NMR spectrometry to unlock secrets of artemisinin malaria drug
4 May 2010
A new project at Reading University aims to unlock the biosynthetic pathway by which the Chinese Wormwood plant produces artemisinin, a drug effective against malaria.
Facilitating his research is the University’s new Chemical Analysis Facility (CAF), a £4.5 million centre for chemical analysis which includes four state-of-the-art nuclear magnetic resonance spectrometers.
Dr Geoff Brown, from the University's Department of Chemistry is beginning a £400,000 project to make antimalarial drugs more affordable in developing countries where more than 1.5 million people die of the disease every year.

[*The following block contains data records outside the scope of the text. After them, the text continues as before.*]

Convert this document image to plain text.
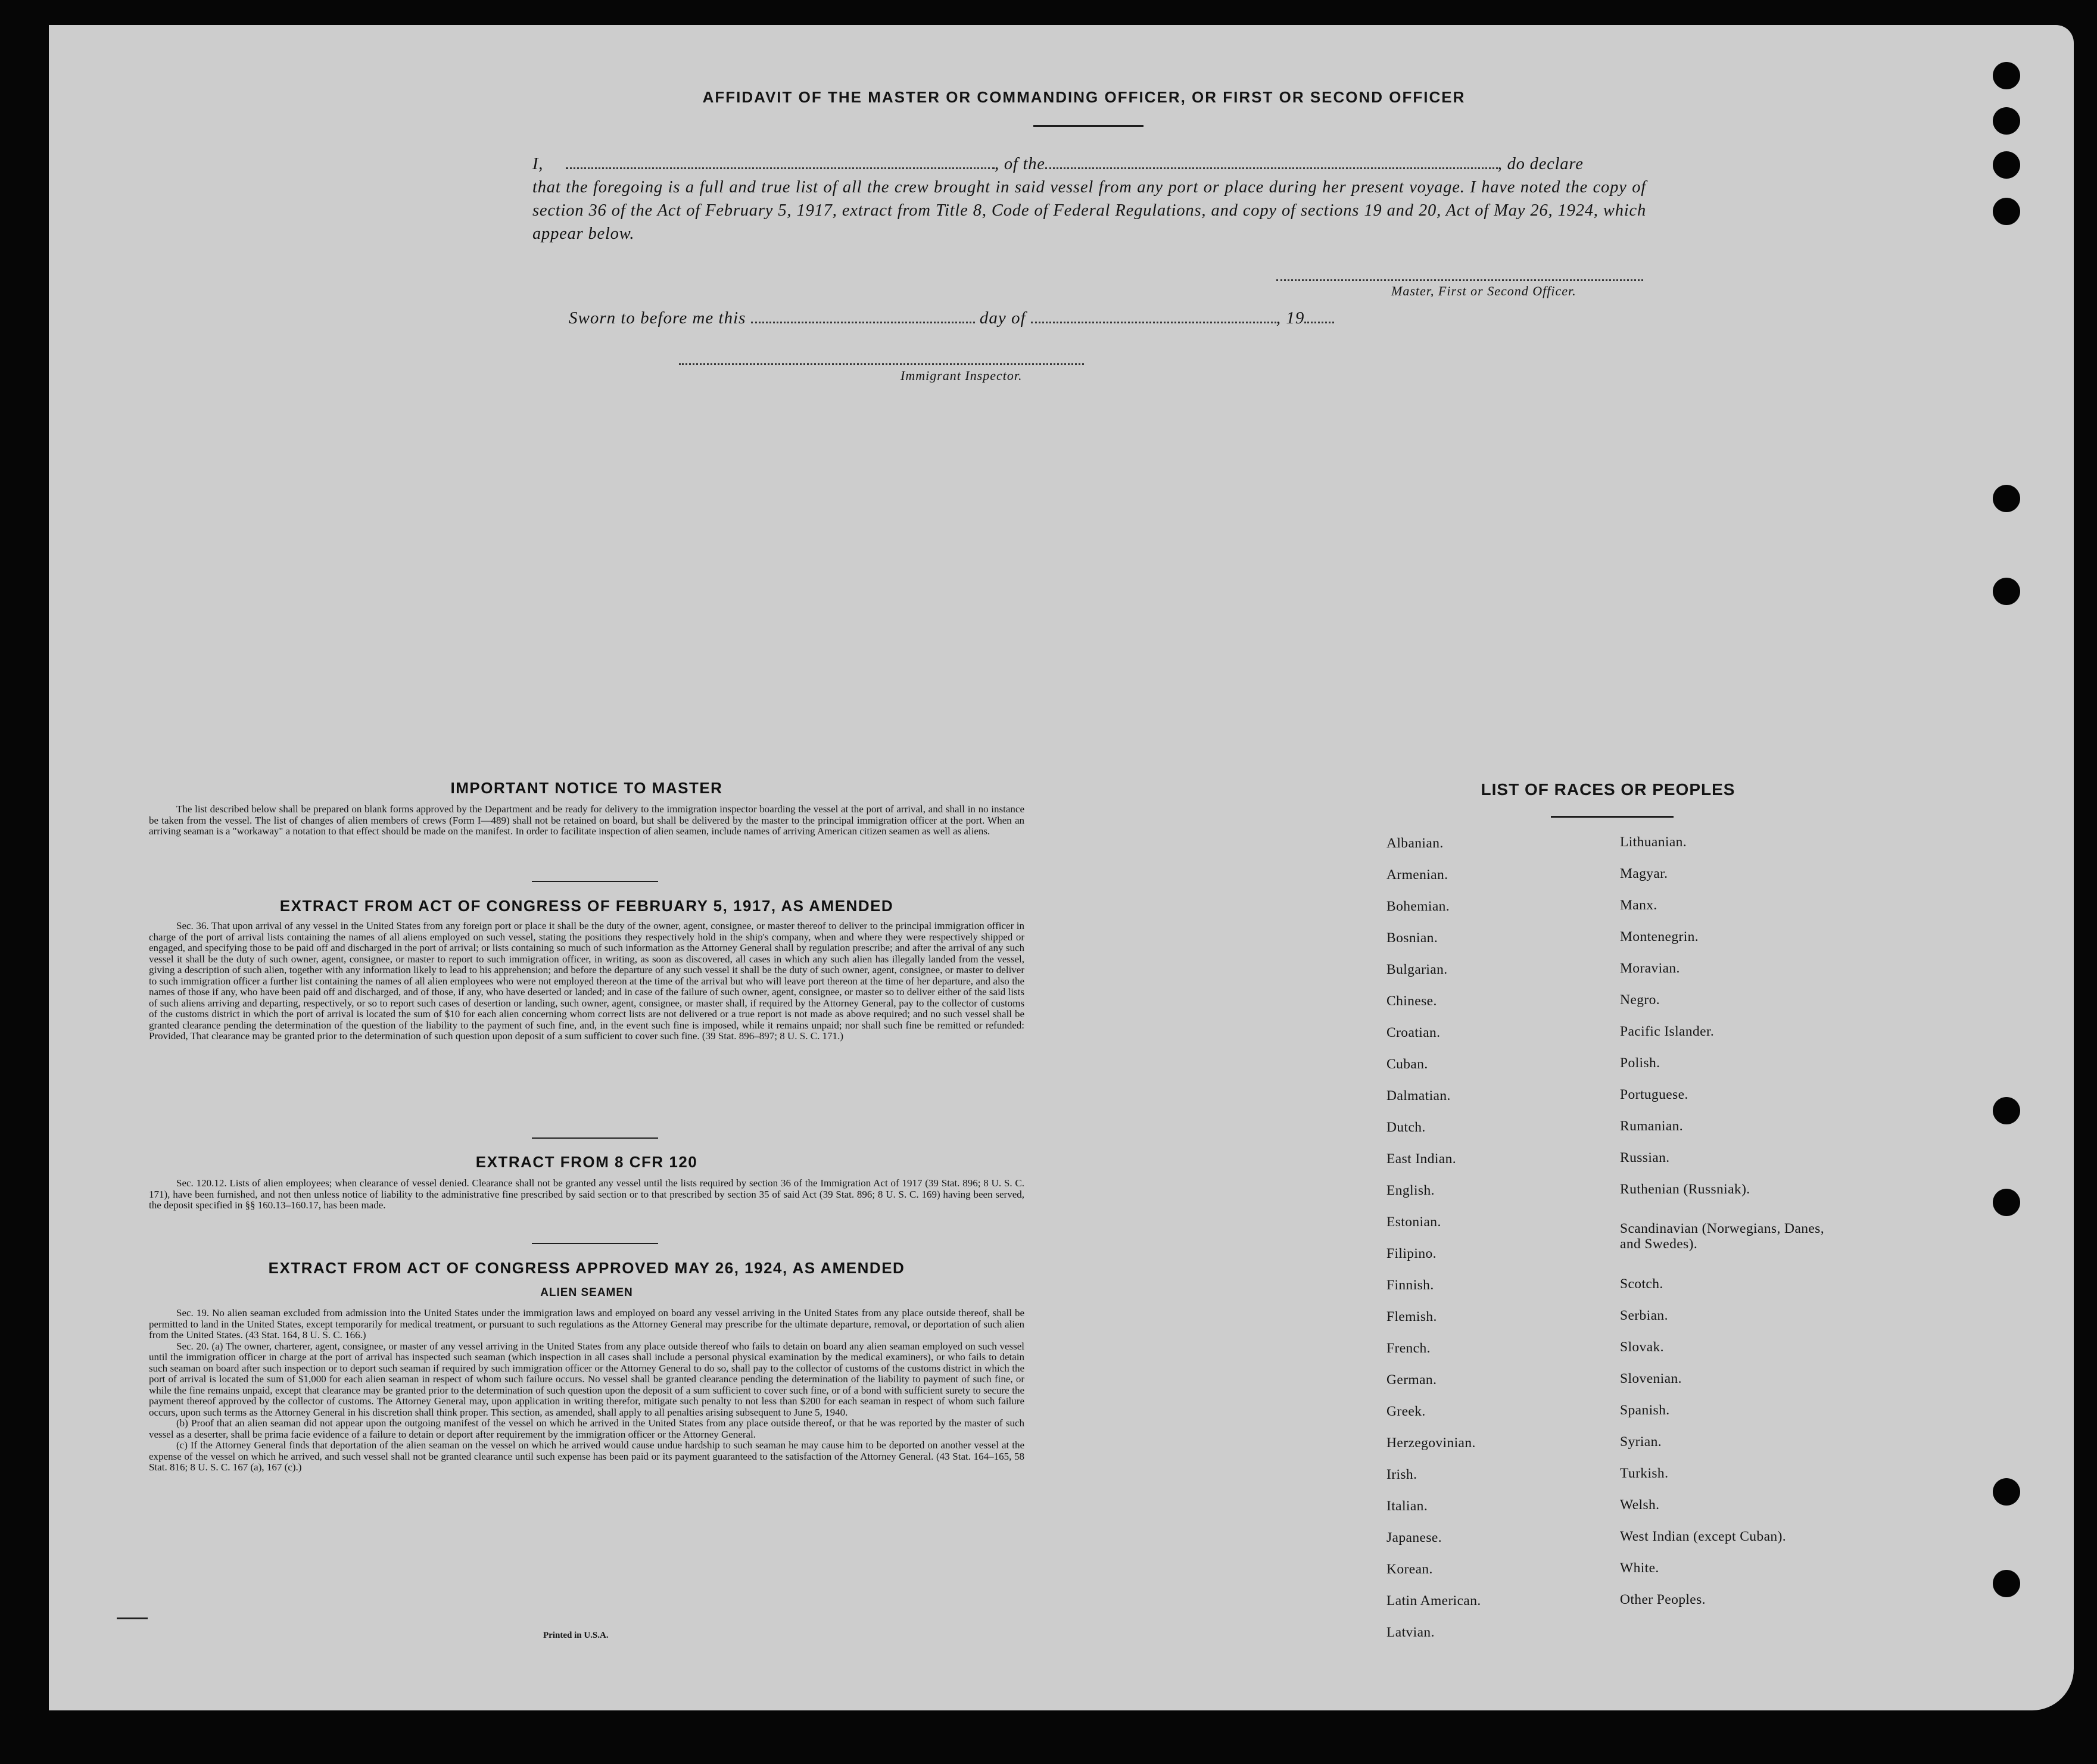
AFFIDAVIT OF THE MASTER OR COMMANDING OFFICER, OR FIRST OR SECOND OFFICER
I,	, of the	, do declare
that the foregoing is a full and true list of all the crew brought in said vessel from any port or place during her present voyage. I have noted the copy of section 36 of the Act of February 5, 1917, extract from Title 8, Code of Federal Regulations, and copy of sections 19 and 20, Act of May 26, 1924, which appear below.
Master, First or Second Officer.
Sworn to before me this	day of	, 19
Immigrant Inspector.
IMPORTANT NOTICE TO MASTER
The list described below shall be prepared on blank forms approved by the Department and be ready for delivery to the immigration inspector boarding the vessel at the port of arrival, and shall in no instance be taken from the vessel. The list of changes of alien members of crews (Form I—489) shall not be retained on board, but shall be delivered by the master to the principal immigration officer at the port. When an arriving seaman is a "workaway" a notation to that effect should be made on the manifest. In order to facilitate inspection of alien seamen, include names of arriving American citizen seamen as well as aliens.
EXTRACT FROM ACT OF CONGRESS OF FEBRUARY 5, 1917, AS AMENDED
Sec. 36. That upon arrival of any vessel in the United States from any foreign port or place it shall be the duty of the owner, agent, consignee, or master thereof to deliver to the principal immigration officer in charge of the port of arrival lists containing the names of all aliens employed on such vessel, stating the positions they respectively hold in the ship's company, when and where they were respectively shipped or engaged, and specifying those to be paid off and discharged in the port of arrival; or lists containing so much of such information as the Attorney General shall by regulation prescribe; and after the arrival of any such vessel it shall be the duty of such owner, agent, consignee, or master to report to such immigration officer, in writing, as soon as discovered, all cases in which any such alien has illegally landed from the vessel, giving a description of such alien, together with any information likely to lead to his apprehension; and before the departure of any such vessel it shall be the duty of such owner, agent, consignee, or master to deliver to such immigration officer a further list containing the names of all alien employees who were not employed thereon at the time of the arrival but who will leave port thereon at the time of her departure, and also the names of those if any, who have been paid off and discharged, and of those, if any, who have deserted or landed; and in case of the failure of such owner, agent, consignee, or master so to deliver either of the said lists of such aliens arriving and departing, respectively, or so to report such cases of desertion or landing, such owner, agent, consignee, or master shall, if required by the Attorney General, pay to the collector of customs of the customs district in which the port of arrival is located the sum of $10 for each alien concerning whom correct lists are not delivered or a true report is not made as above required; and no such vessel shall be granted clearance pending the determination of the question of the liability to the payment of such fine, and, in the event such fine is imposed, while it remains unpaid; nor shall such fine be remitted or refunded: Provided, That clearance may be granted prior to the determination of such question upon deposit of a sum sufficient to cover such fine. (39 Stat. 896–897; 8 U. S. C. 171.)
EXTRACT FROM 8 CFR 120
Sec. 120.12. Lists of alien employees; when clearance of vessel denied. Clearance shall not be granted any vessel until the lists required by section 36 of the Immigration Act of 1917 (39 Stat. 896; 8 U. S. C. 171), have been furnished, and not then unless notice of liability to the administrative fine prescribed by said section or to that prescribed by section 35 of said Act (39 Stat. 896; 8 U. S. C. 169) having been served, the deposit specified in §§ 160.13–160.17, has been made.
EXTRACT FROM ACT OF CONGRESS APPROVED MAY 26, 1924, AS AMENDED
ALIEN SEAMEN

Sec. 19. No alien seaman excluded from admission into the United States under the immigration laws and employed on board any vessel arriving in the United States from any place outside thereof, shall be permitted to land in the United States, except temporarily for medical treatment, or pursuant to such regulations as the Attorney General may prescribe for the ultimate departure, removal, or deportation of such alien from the United States. (43 Stat. 164, 8 U. S. C. 166.)

Sec. 20. (a) The owner, charterer, agent, consignee, or master of any vessel arriving in the United States from any place outside thereof who fails to detain on board any alien seaman employed on such vessel until the immigration officer in charge at the port of arrival has inspected such seaman (which inspection in all cases shall include a personal physical examination by the medical examiners), or who fails to detain such seaman on board after such inspection or to deport such seaman if required by such immigration officer or the Attorney General to do so, shall pay to the collector of customs of the customs district in which the port of arrival is located the sum of $1,000 for each alien seaman in respect of whom such failure occurs. No vessel shall be granted clearance pending the determination of the liability to payment of such fine, or while the fine remains unpaid, except that clearance may be granted prior to the determination of such question upon the deposit of a sum sufficient to cover such fine, or of a bond with sufficient surety to secure the payment thereof approved by the collector of customs. The Attorney General may, upon application in writing therefor, mitigate such penalty to not less than $200 for each seaman in respect of whom such failure occurs, upon such terms as the Attorney General in his discretion shall think proper. This section, as amended, shall apply to all penalties arising subsequent to June 5, 1940.

(b) Proof that an alien seaman did not appear upon the outgoing manifest of the vessel on which he arrived in the United States from any place outside thereof, or that he was reported by the master of such vessel as a deserter, shall be prima facie evidence of a failure to detain or deport after requirement by the immigration officer or the Attorney General.

(c) If the Attorney General finds that deportation of the alien seaman on the vessel on which he arrived would cause undue hardship to such seaman he may cause him to be deported on another vessel at the expense of the vessel on which he arrived, and such vessel shall not be granted clearance until such expense has been paid or its payment guaranteed to the satisfaction of the Attorney General. (43 Stat. 164–165, 58 Stat. 816; 8 U. S. C. 167 (a), 167 (c).)

Printed in U.S.A.
LIST OF RACES OR PEOPLES
Albanian.
Armenian.
Bohemian.
Bosnian.
Bulgarian.
Chinese.
Croatian.
Cuban.
Dalmatian.
Dutch.
East Indian.
English.
Estonian.
Filipino.
Finnish.
Flemish.
French.
German.
Greek.
Herzegovinian.
Irish.
Italian.
Japanese.
Korean.
Latin American.
Latvian.
Lithuanian.
Magyar.
Manx.
Montenegrin.
Moravian.
Negro.
Pacific Islander.
Polish.
Portuguese.
Rumanian.
Russian.
Ruthenian (Russniak).
Scandinavian (Norwegians, Danes, and Swedes).
Scotch.
Serbian.
Slovak.
Slovenian.
Spanish.
Syrian.
Turkish.
Welsh.
West Indian (except Cuban).
White.
Other Peoples.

The traditional forms of drugs used to treat malaria infection were quinine-based, but malaria has now become resistant to such drugs in many parts of the World. Using the CAF’s facilities, Dr Brown aims to be the first researcher to fully understand the way in which the Chinese Wormwood plant produces artemisinin, an antimalarial drug effective against quinine-resistant malaria. This fundamental research will help pharmaceutical companies to mass-produce artemisinin in a more cost-effective way.
Dr Brown explained: “Artemisinin is effective at treating malaria but is relatively expensive to produce, making it unaffordable to many in developing countries who need it most. Trying to understand how the Chinese wormwood plant assembles artemisinin at the molecular level is a difficult challenge, which has never been fully resolved, even after almost 30 years of research. The state-of-the art instrumentation in CAF is now helping us to finally solve this difficult problem, providing basic knowledge which can be translated into cheaper and more reliable methods for the production of artemisinin in the future.”
Dr Brown continued: “Although malaria is currently a Third World disease, restricted to tropical/sub-Tropical regions, as temperatures rise because of global warming, it could once again appear in many parts of the Developed World.”
One option for producing a cheaper version of the drug is through biofermentation, something used more and more commonly in drug manufacture. This uses a microorganism, such as yeast, to produce large quantities of a drug during the fermentation process (much like the way in which alcohol is produced during the fermentation of beer).
In order to do this cheaply and reliably for artemisinin, scientists need to fully understand the way in which the Chinese Wormwood plant produces artemisinin in a step-by-step process, known as a biosynthetic pathway. Dr Brown aims to be the first to describe every chemical step in this pathway.
The CAF, opened by President of the Royal Society of Chemistry Professor David Garner, will also underpin innovative research in, among others, archaeology, agriculture, soil science and engineering. Medically related topics form a significant portion of the work using the CAF facilities, embracing fields such as pharmaceutics, drug synthesis and nutrition.